Because Schoen has missed so frequently in the draft, he’s been forced into spending in free agency on players like Jevon Holland and Paulson Adebo—talented pieces, certainly, but expensive Band-Aids for wounds Schoen himself inflicted through poor talent evaluation in April.
While the 2027 cap looks clean, Schoen’s 2026 books are still hampered by the lingering effects of the Daniel Jones contract—a deal Schoen negotiated and ultimately had to pay to move on from. The Giants only have a projected $11M in 2026 cap space (Over The Cap).
A Lame-Duck Reality
By retaining Schoen while searching for a new head coach, the Giants are repeating the exact organizational sins that have plagued them for a decade. There is a risk that a top-tier coaching candidate will be wary of hitching their career to a GM with a .312 winning percentage over his last 34 games.
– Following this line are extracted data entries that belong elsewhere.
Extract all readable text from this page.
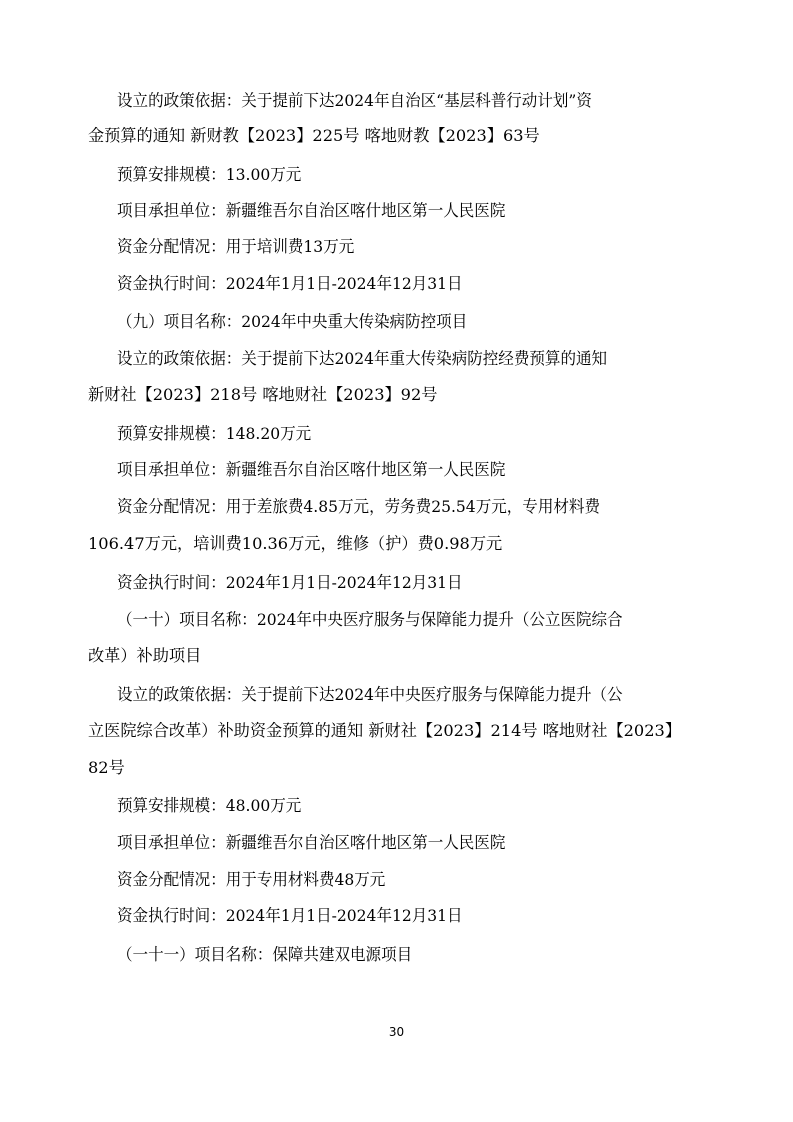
设立的政策依据：关于提前下达2024年自治区“基层科普行动计划”资
金预算的通知 新财教【2023】225号 喀地财教【2023】63号
预算安排规模：13.00万元
项目承担单位：新疆维吾尔自治区喀什地区第一人民医院
资金分配情况：用于培训费13万元
资金执行时间：2024年1月1日-2024年12月31日
（九）项目名称：2024年中央重大传染病防控项目
设立的政策依据：关于提前下达2024年重大传染病防控经费预算的通知
新财社【2023】218号 喀地财社【2023】92号
预算安排规模：148.20万元
项目承担单位：新疆维吾尔自治区喀什地区第一人民医院
资金分配情况：用于差旅费4.85万元，劳务费25.54万元，专用材料费
106.47万元，培训费10.36万元，维修（护）费0.98万元
资金执行时间：2024年1月1日-2024年12月31日
（一十）项目名称：2024年中央医疗服务与保障能力提升（公立医院综合
改革）补助项目
设立的政策依据：关于提前下达2024年中央医疗服务与保障能力提升（公
立医院综合改革）补助资金预算的通知 新财社【2023】214号 喀地财社【2023】
82号
预算安排规模：48.00万元
项目承担单位：新疆维吾尔自治区喀什地区第一人民医院
资金分配情况：用于专用材料费48万元
资金执行时间：2024年1月1日-2024年12月31日
（一十一）项目名称：保障共建双电源项目
30
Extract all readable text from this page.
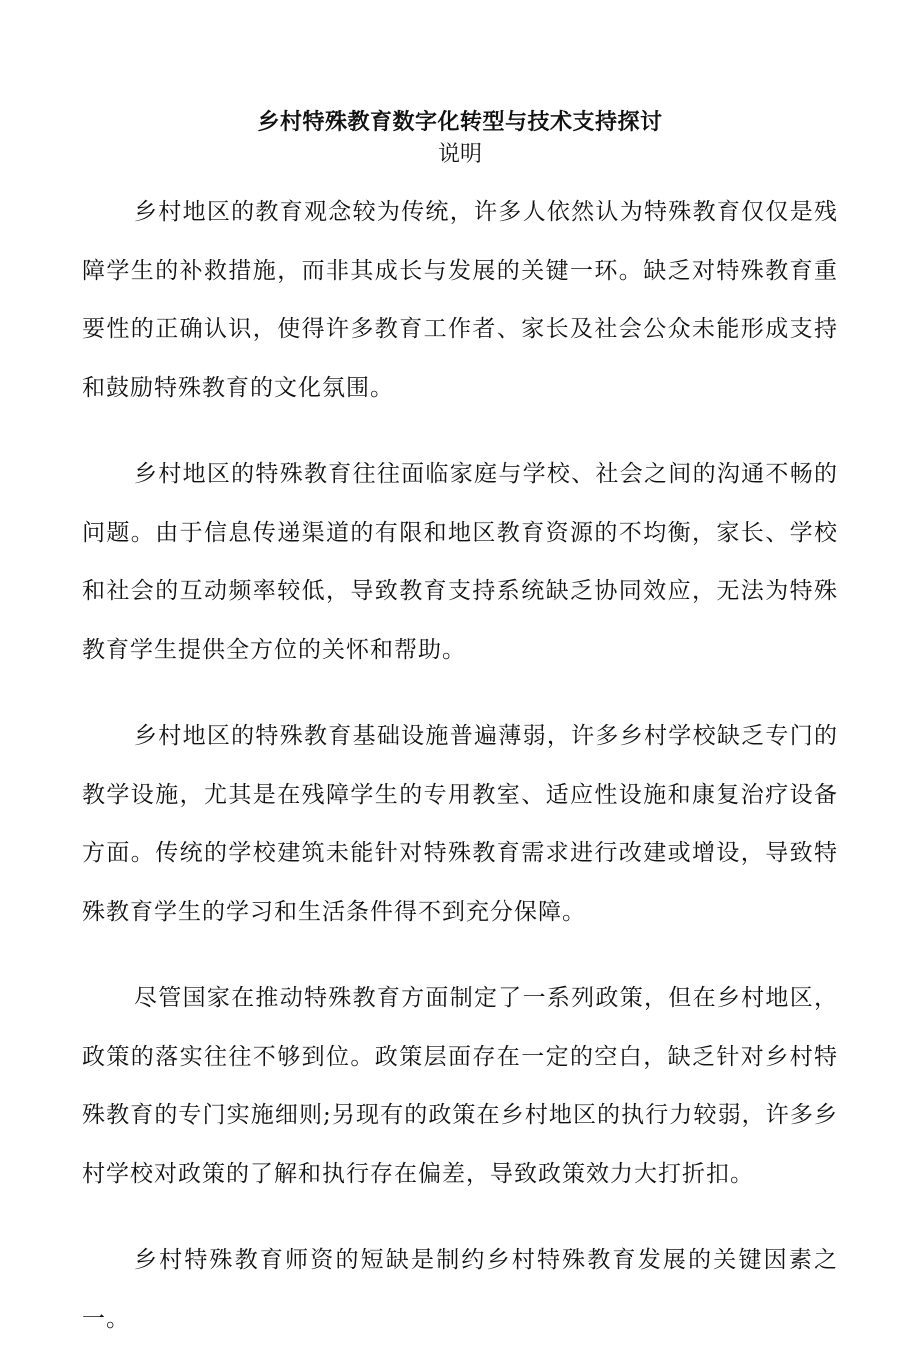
乡村特殊教育数字化转型与技术支持探讨
说明

乡村地区的教育观念较为传统，许多人依然认为特殊教育仅仅是残障学生的补救措施，而非其成长与发展的关键一环。缺乏对特殊教育重要性的正确认识，使得许多教育工作者、家长及社会公众未能形成支持和鼓励特殊教育的文化氛围。

乡村地区的特殊教育往往面临家庭与学校、社会之间的沟通不畅的问题。由于信息传递渠道的有限和地区教育资源的不均衡，家长、学校和社会的互动频率较低，导致教育支持系统缺乏协同效应，无法为特殊教育学生提供全方位的关怀和帮助。

乡村地区的特殊教育基础设施普遍薄弱，许多乡村学校缺乏专门的教学设施，尤其是在残障学生的专用教室、适应性设施和康复治疗设备方面。传统的学校建筑未能针对特殊教育需求进行改建或增设，导致特殊教育学生的学习和生活条件得不到充分保障。

尽管国家在推动特殊教育方面制定了一系列政策，但在乡村地区，政策的落实往往不够到位。政策层面存在一定的空白，缺乏针对乡村特殊教育的专门实施细则;另现有的政策在乡村地区的执行力较弱，许多乡村学校对政策的了解和执行存在偏差，导致政策效力大打折扣。

乡村特殊教育师资的短缺是制约乡村特殊教育发展的关键因素之一。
If the Giants stumble out of the gate in 2026, Schoen will almost certainly be fired, leaving a first-year head coach stranded with a front office that didn’t hire him.
Has He Cleaned Up the Foundation?

Internally, the Giants view the roster as having a good nucleus of talent, headlined by Malik Nabers, Brian Burns (25 sacks over two seasons), Abdul Carter, Jaxson Dart, Cam Skattebo, and Dexter Lawrence. The Giants believe the foundation is far more structurally sound than the 12-38 record over the last three years implies.
A Pivotal Offseason Ahead
The pressure has never been higher. With Daboll out of the picture, Schoen is now tasked with the most important decision of his career: hiring a second head coach.
Schoen has been given the runway to finish what he started, but with the 2026 schedule featuring a grueling slate against the NFC West and AFC South, the results must translate to the win column immediately, or this vote of confidence will be the last one he receives.